Ma boîte mail est un fantôme me réclame une dette infinie

Chaque matin, le même rituel. J’ouvre ma boîte de réception, et le chiffre (1327) apparait. Ce n’est pas un nombre, c’est un jugement. C’est la somme de toutes les décisions que je n’ai pas prises, de toutes les conversations que je n’ai pas conclues.

Ma boîte mail est devenue la matérialisation de ma “dette attentionnelle”. Chaque e-mail non lu est un créancier silencieux.

  • La newsletter que j’ai gardée “pour plus tard” : C’est un prêt à la consommation intellectuelle que je ne rembourserai jamais.
  • Le mail d’un collègue avec pour objet “petit point” : C’est un micro-crédit de charge mentale à taux variable.
  • La notification “Votre panier vous attend” : C’est un huissier numérique qui essaie de saisir ma volonté.

Ma boîte de réception est devenue ma génératrice d’anxiété. L’input (nouveaux e-mails) est toujours supérieur à l’output (e-mails traités), garantissant une croissance exponentielle de la dette.

La seule solution, m’a dit un jour un gourou de la productivité, est “l’Inbox Zero”. C’est l’équivalent monastique de la gestion de projet. Atteindre le zéro, c’est atteindre le Nirvana numérique, un état de grâce qui dure en moyenne 14 secondes, avant que le premier mail “URGENT : Avez-vous vu mon mail précédent ?” n’arrive.

J’ai donc décidé d’adopter une approche sage.

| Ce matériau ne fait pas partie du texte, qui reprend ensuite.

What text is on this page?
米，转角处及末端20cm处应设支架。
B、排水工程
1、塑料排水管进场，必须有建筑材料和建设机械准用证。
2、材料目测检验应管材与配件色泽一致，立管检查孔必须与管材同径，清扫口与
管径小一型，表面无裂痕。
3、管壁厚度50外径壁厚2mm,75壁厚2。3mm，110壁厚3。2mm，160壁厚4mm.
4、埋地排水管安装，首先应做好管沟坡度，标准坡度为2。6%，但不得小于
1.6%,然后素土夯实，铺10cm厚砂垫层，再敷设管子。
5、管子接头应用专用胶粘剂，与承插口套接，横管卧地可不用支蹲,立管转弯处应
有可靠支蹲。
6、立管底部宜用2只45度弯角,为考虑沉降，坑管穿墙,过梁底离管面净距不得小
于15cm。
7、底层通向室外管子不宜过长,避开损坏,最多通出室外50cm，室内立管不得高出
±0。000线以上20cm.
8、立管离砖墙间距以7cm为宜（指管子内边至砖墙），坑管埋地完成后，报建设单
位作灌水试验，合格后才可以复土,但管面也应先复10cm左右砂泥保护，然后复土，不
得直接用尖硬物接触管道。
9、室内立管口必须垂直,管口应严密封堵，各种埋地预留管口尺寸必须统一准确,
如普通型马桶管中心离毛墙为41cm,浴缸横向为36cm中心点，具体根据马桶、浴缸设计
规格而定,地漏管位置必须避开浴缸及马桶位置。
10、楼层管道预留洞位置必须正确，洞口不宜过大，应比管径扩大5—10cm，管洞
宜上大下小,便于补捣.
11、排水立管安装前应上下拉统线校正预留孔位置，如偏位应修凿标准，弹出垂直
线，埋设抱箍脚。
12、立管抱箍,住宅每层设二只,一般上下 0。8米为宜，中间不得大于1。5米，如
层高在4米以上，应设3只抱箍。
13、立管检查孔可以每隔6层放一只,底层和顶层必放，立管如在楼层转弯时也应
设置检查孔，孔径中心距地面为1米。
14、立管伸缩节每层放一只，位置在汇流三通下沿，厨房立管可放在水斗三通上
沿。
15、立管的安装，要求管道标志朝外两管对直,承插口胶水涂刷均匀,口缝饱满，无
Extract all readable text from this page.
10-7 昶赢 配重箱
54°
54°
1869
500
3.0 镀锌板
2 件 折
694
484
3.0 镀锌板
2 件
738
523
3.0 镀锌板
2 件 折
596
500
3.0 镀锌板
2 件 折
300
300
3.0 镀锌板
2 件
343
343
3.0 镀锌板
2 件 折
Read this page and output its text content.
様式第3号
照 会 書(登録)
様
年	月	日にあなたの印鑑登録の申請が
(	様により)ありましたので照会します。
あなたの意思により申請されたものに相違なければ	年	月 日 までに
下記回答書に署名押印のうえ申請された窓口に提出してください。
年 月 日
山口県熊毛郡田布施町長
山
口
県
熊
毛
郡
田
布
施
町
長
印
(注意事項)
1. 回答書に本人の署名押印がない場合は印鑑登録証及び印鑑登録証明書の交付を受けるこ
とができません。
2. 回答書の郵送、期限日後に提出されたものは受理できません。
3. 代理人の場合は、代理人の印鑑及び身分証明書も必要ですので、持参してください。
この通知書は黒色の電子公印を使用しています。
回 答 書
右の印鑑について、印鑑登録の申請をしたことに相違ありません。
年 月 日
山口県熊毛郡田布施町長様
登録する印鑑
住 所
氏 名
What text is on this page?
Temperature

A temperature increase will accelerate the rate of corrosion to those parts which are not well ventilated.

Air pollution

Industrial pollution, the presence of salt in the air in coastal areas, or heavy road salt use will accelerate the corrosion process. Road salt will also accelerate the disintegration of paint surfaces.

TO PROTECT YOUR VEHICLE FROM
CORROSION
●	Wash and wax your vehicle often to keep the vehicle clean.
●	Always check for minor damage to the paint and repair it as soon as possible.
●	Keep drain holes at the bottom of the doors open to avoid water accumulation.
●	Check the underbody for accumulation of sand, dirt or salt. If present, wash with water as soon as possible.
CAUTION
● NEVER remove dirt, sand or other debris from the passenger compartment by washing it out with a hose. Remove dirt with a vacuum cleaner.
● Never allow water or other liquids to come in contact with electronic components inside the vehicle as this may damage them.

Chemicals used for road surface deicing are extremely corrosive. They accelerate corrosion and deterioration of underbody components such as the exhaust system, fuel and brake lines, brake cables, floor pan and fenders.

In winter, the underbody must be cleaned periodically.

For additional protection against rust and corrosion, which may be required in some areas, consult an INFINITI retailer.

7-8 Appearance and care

Le problème n’est pas la dette, mais ma croyance en sa légitimité. J’ai décidé que tous les e-mails de plus de deux semaines sont des fantômes. Ils hantent ma boîte de réception, mais ils n’ont plus de pouvoir sur moi.

Je ne les supprime pas. Je les laisse là, comme un memento mori numérique, un rappel que l’on ne peut pas répondre à tout. Et que c’est très bien comme ça.